Me: I just pushed all the fixes. How long until I see results in Google Search Console?

Don’t expect results overnight. Google’s own documentation states that re-crawling after a fix takes "a few days to a few weeks" per URL — and for a blog with 800+ pages, crawl budget means that queue stretches further still. The typical pattern is an S-curve: a slow start over the first few weeks as Googlebot works through the backlog, then an acceleration once the entity graph updates and trust starts propagating, then a plateau at the new baseline. Realistically, you are looking at weeks to months, not days.

— GitHub Copilot

Me: What exactly is an S-curve? Why not linear?

Think of it like compound interest. The first pages Googlebot re-crawls are isolated — they get re-evaluated on their own merit, which moves the needle slowly. But as more fixed pages accumulate, Google’s structured data layer starts connecting them: the author identity resolves, the cross-domain links reinforce each other, the schema blocks corroborate instead of contradict. That network effect accelerates re-indexing disproportionately. Then it flattens again once the "easy wins" are exhausted and only the long-tail pages remain.

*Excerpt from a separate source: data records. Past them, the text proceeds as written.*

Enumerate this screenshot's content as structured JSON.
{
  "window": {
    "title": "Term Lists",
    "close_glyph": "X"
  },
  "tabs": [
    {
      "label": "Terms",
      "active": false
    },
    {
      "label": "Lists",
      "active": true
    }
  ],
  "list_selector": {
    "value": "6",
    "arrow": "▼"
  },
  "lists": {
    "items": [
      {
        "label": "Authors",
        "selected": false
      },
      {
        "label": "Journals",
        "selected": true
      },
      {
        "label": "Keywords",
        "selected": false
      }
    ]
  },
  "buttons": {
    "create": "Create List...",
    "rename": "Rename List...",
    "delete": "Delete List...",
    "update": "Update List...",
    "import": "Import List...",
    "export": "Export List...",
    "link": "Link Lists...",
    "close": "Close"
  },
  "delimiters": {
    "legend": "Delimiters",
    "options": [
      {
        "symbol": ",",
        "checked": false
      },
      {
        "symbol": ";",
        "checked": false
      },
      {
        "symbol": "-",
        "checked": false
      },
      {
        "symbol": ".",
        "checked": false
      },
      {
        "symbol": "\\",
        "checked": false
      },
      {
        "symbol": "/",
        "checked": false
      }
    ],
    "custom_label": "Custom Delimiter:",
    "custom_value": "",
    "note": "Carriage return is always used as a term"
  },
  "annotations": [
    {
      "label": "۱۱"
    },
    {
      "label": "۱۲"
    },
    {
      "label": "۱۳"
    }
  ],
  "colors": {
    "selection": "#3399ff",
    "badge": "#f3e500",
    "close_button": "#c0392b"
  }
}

That is the S-shape: slow, fast, slow.

— GitHub Copilot

Me: What should I actually watch for in GSC to know it’s working?

Three signals in order of importance. First, watch the "Crawled – currently not indexed" count in the Page Indexing report: it should start dropping as pages graduate to "Indexed". Second, watch the same report for any new error categories appearing — you want that list to shrink, not grow. Third, watch impressions in the Performance report: impressions recover before clicks, so a rising impressions line is the first real proof that pages are appearing in results again. If all three are moving in the right direction after four to six weeks, the fixes are working.

— GitHub Copilot

Me: Is there any guarantee this actually works?

No. Google’s own SEO Starter Guide is explicit: no one can guarantee a ranking or indexing outcome, including Google itself. What you have done is removed every known contradictory or broken signal from your markup. You have given Google clean, consistent, spec-compliant data to work with. That is the maximum a site owner can do. Whether Google acts on it — and how quickly — is entirely its decision.

— GitHub Copilot

I will update this section once the data comes in.

Lessons Learned

Key takeaway: Keeping a blog up to date, technically, is a lot of work. When I decided to add JSON-LD and schema.org markup, it was for better visibility. Little did I know it could backfire that much!

So, what I actually learned, split up into individual lessons:

  • The schema is working like a binary switch: Either it is on (valid) or off (invalid).

  • Relative URLs in JSON-LD are always invalid — they are silently rejected, not corrected. Use absolute URLs, full stop.

  • noindex and sitemap entries are mutually exclusive. Pick one signal per page.

  • Heading hierarchy still matters (who knew…​).

  • Meta tag attribute names matter: OGP uses property=, Twitter Cards use name=. Mixing them up means the card never renders.

  • Identity anchoring is a thing — Google calls it E-E-A-T: Experience, Expertise, Authoritativeness and Trustworthiness.

  • Contradictory signals are the hardest bugs to find because nothing looks broken on the rendered page.

Conclusion

Since the first article, I worked through performance, content quality, semantic HTML — and still hit a wall. The bugs documented here were invisible to any human reader, and invisible to DuckDuckGo. Only Google cared, because only Google was trying to resolve my pages as entities in its Knowledge Graph.

The fixes themselves were not complicated. A missing slash, a wrong attribute name, a field pointing at the homepage instead of the article. Each one individually is a beginner’s mistake. Together, they were enough to keep 800 pages out of the index for years.

The engine is now primed — or at least it should be. Whether Google agrees is still an open question. I will write a follow-up once the S-curve completes and there is actual GSC data to show.

If you are stuck in the same »Crawled – currently not indexed« purgatory, start with the Rich Results Test and the Schema Markup Validator. There is a good chance something in your markup is silently broken too.